Pelas pesquisas, milhões de americanos acreditaram no Pizzagate, os boatos de que Hillary Clinton tinha ligações com uma quadrilha que aprisionava crianças no porão de uma pizzaria em Washington, a Comet Ping Pong, para usá-las como escravas sexuais.
O que você, leitor, faria se acreditasse em algo assim? Tentaria libertar as crianças ou faria avaliações negativas das pizzas ali vendidas? A maioria dos que se deram ao trabalho de fazer alguma coisa optou pela segunda alternativa. Um único indivíduo, Edgar Welch, invadiu a pizzaria atirando para libertar as crianças. Foi preso. Convenha-se, porém, que, no pressuposto de que a crença seja autêntica, foi Welch, não os críticos culinários, que tomaram a atitude razoável. Como entender isso?

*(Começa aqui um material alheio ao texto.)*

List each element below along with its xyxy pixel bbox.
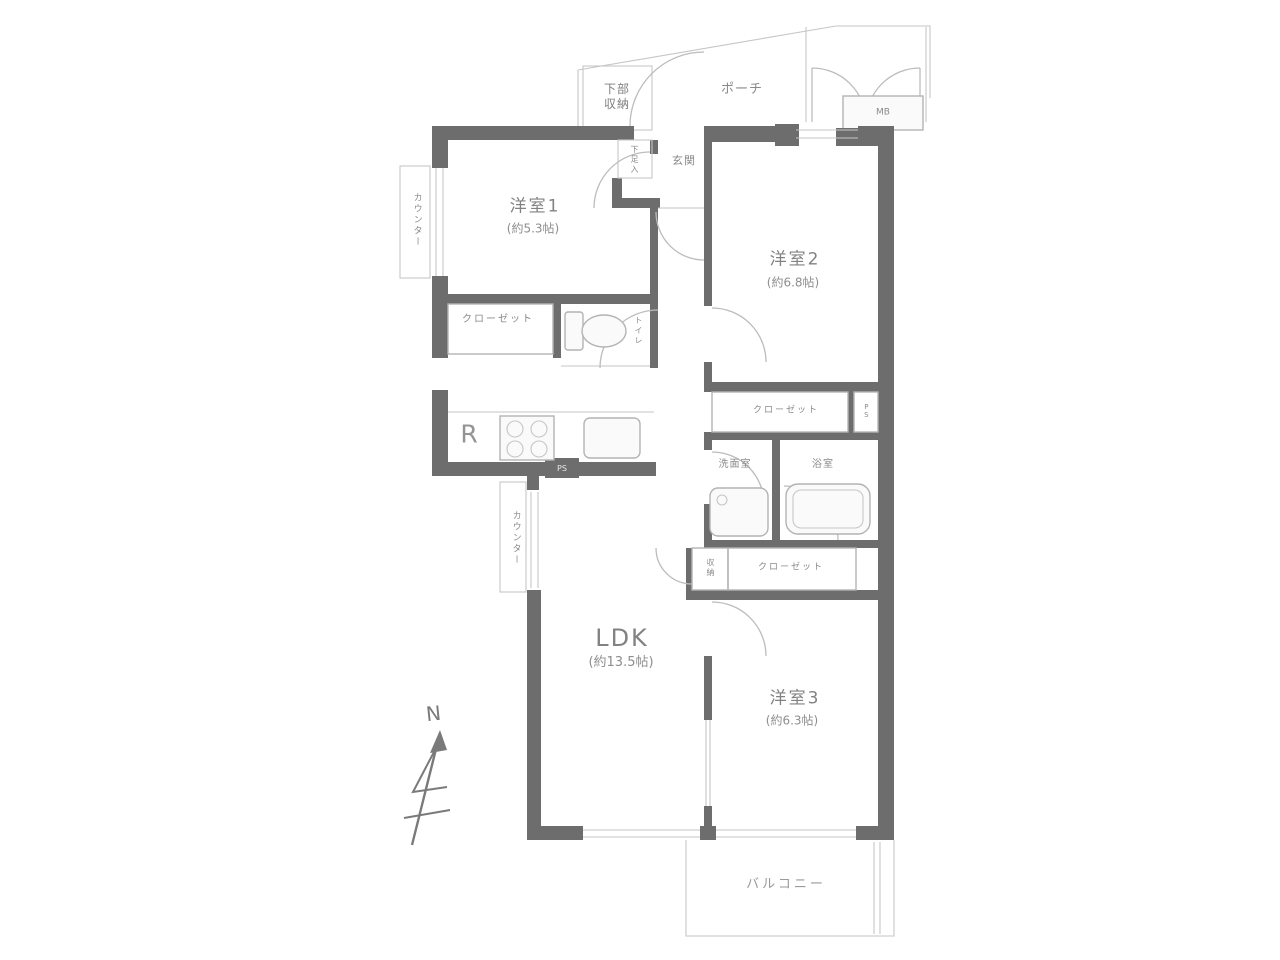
closet1-label: クローゼット bbox=[462, 314, 534, 327]
wall-segment bbox=[704, 126, 796, 142]
western1-name: 洋室1 bbox=[510, 196, 561, 217]
toilet-tank bbox=[565, 312, 583, 350]
wall-segment bbox=[650, 140, 658, 154]
meter-box-label: MB bbox=[876, 107, 890, 118]
western2-size: (約6.8帖) bbox=[767, 276, 819, 291]
walls bbox=[432, 126, 894, 840]
north-arrow bbox=[404, 730, 450, 845]
balcony-label: バルコニー bbox=[746, 877, 826, 893]
wall-segment bbox=[650, 304, 658, 368]
kitchen-sink bbox=[584, 418, 640, 458]
lower-storage-line1: 下部 bbox=[604, 82, 630, 97]
refrigerator-label: R bbox=[460, 418, 477, 449]
storage-label: 収納 bbox=[705, 558, 715, 578]
north-label: N bbox=[425, 701, 443, 728]
windows bbox=[436, 130, 858, 837]
western2-name: 洋室2 bbox=[770, 249, 821, 270]
north-arrow-tick bbox=[404, 810, 450, 818]
counter-ldk-label: カウンター bbox=[509, 511, 520, 566]
western1-size: (約5.3帖) bbox=[507, 222, 559, 237]
ldk-name: LDK bbox=[595, 623, 649, 653]
entrance-label: 玄関 bbox=[672, 154, 696, 168]
lower-storage-line2: 収納 bbox=[604, 97, 630, 112]
wall-segment bbox=[704, 208, 712, 306]
wall-segment bbox=[432, 126, 634, 140]
wall-segment bbox=[704, 540, 894, 548]
wall-segment bbox=[856, 826, 894, 840]
lower-storage-label: 下部 収納 bbox=[604, 82, 630, 112]
bathtub bbox=[786, 484, 870, 534]
toilet-label: トイレ bbox=[633, 316, 643, 346]
washroom-label: 洗面室 bbox=[719, 459, 752, 472]
floor-plan-drawing bbox=[0, 0, 1280, 960]
western3-door-arc bbox=[712, 602, 766, 656]
wall-segment bbox=[432, 462, 656, 476]
wall-segment bbox=[704, 440, 712, 450]
wall-segment bbox=[686, 590, 894, 600]
western3-size: (約6.3帖) bbox=[766, 714, 818, 729]
closet1-box bbox=[448, 304, 553, 354]
bathroom-label: 浴室 bbox=[812, 459, 834, 472]
door-arcs bbox=[594, 152, 838, 656]
balcony-divider-lines bbox=[874, 842, 880, 934]
wall-segment bbox=[704, 656, 712, 720]
window-ldk-west bbox=[531, 492, 538, 588]
wall-segment bbox=[704, 382, 894, 392]
counter-west-label: カウンター bbox=[410, 193, 421, 248]
western3-name: 洋室3 bbox=[770, 688, 821, 709]
floor-plan: 下部 収納 ポーチ MB 下足入 玄関 カウンター 洋室1 (約5.3帖) 洋室… bbox=[0, 0, 1280, 960]
wash-basin bbox=[710, 488, 768, 536]
wall-segment bbox=[878, 126, 894, 840]
wall-segment bbox=[772, 440, 780, 540]
wall-segment bbox=[432, 276, 448, 358]
wall-segment bbox=[527, 476, 539, 490]
sliding-partition bbox=[706, 720, 710, 806]
shoe-cabinet-label: 下足入 bbox=[629, 145, 639, 175]
closet2-label: クローゼット bbox=[753, 405, 819, 416]
ldk-size: (約13.5帖) bbox=[588, 655, 653, 671]
wall-segment bbox=[527, 590, 541, 826]
wall-segment bbox=[704, 362, 712, 382]
pipe-space-label: PS bbox=[862, 403, 871, 419]
wall-segment bbox=[527, 826, 583, 840]
wall-segment bbox=[432, 126, 448, 168]
wall-segment bbox=[704, 432, 894, 440]
wall-segment bbox=[848, 392, 854, 432]
closet3-label: クローゼット bbox=[758, 562, 824, 573]
wall-segment bbox=[704, 806, 712, 826]
wall-segment bbox=[700, 826, 716, 840]
north-arrow-head bbox=[430, 730, 447, 753]
window-western3-south bbox=[716, 830, 856, 837]
western2-door-arc bbox=[712, 308, 766, 362]
window-ldk-south bbox=[583, 830, 700, 837]
pipe-space-kitchen-label: PS bbox=[548, 461, 576, 475]
front-door-arc bbox=[630, 52, 704, 126]
hall-door-arc bbox=[656, 212, 704, 260]
porch-label: ポーチ bbox=[721, 82, 763, 98]
toilet-bowl bbox=[582, 315, 626, 347]
wall-segment bbox=[612, 198, 660, 208]
wall-segment bbox=[553, 300, 561, 358]
window-west bbox=[436, 168, 443, 276]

O cientista cognitivo Hugo Mercier, de quem sou fã, arrisca uma explicação para esse e outros paradoxos envolvendo crenças em "Not Born Yesterday". Mercier, contrariando a expressão "nasce um otário a cada segundo", sustenta que humanos não somos uma espécie ingenuamente crédula. Se fôssemos, a seleção natural já teria assegurado nossa extinção. Segundo o pesquisador, contamos com mecanismos sofisticados de avaliação e aceitação de crenças. Não são à prova de falhas, mas funcionam bem.
Mercier distingue o que chama de crenças reflexivas das intuitivas. As primeiras dizem respeito a coisas que não afetam diretamente nossas vidas. Crer que a Terra é plana não muda nosso dia a dia. Mas experimente acreditar que a Lei da Gravidade foi revogada e se jogue de precipícios. O custo dessa crença seria proibitivo. É por isso que não vemos muitas comunidades de antigravitacionistas.
As crenças reflexivas, porém, são baratas. Como elas não nos cobram atitudes, podemos utilizá-las para funções sociais que vão além da sobrevivência. Posso proclamar minha crença até em coisas implausíveis para mostrar lealdade a meu grupo, caso do Pizzagate.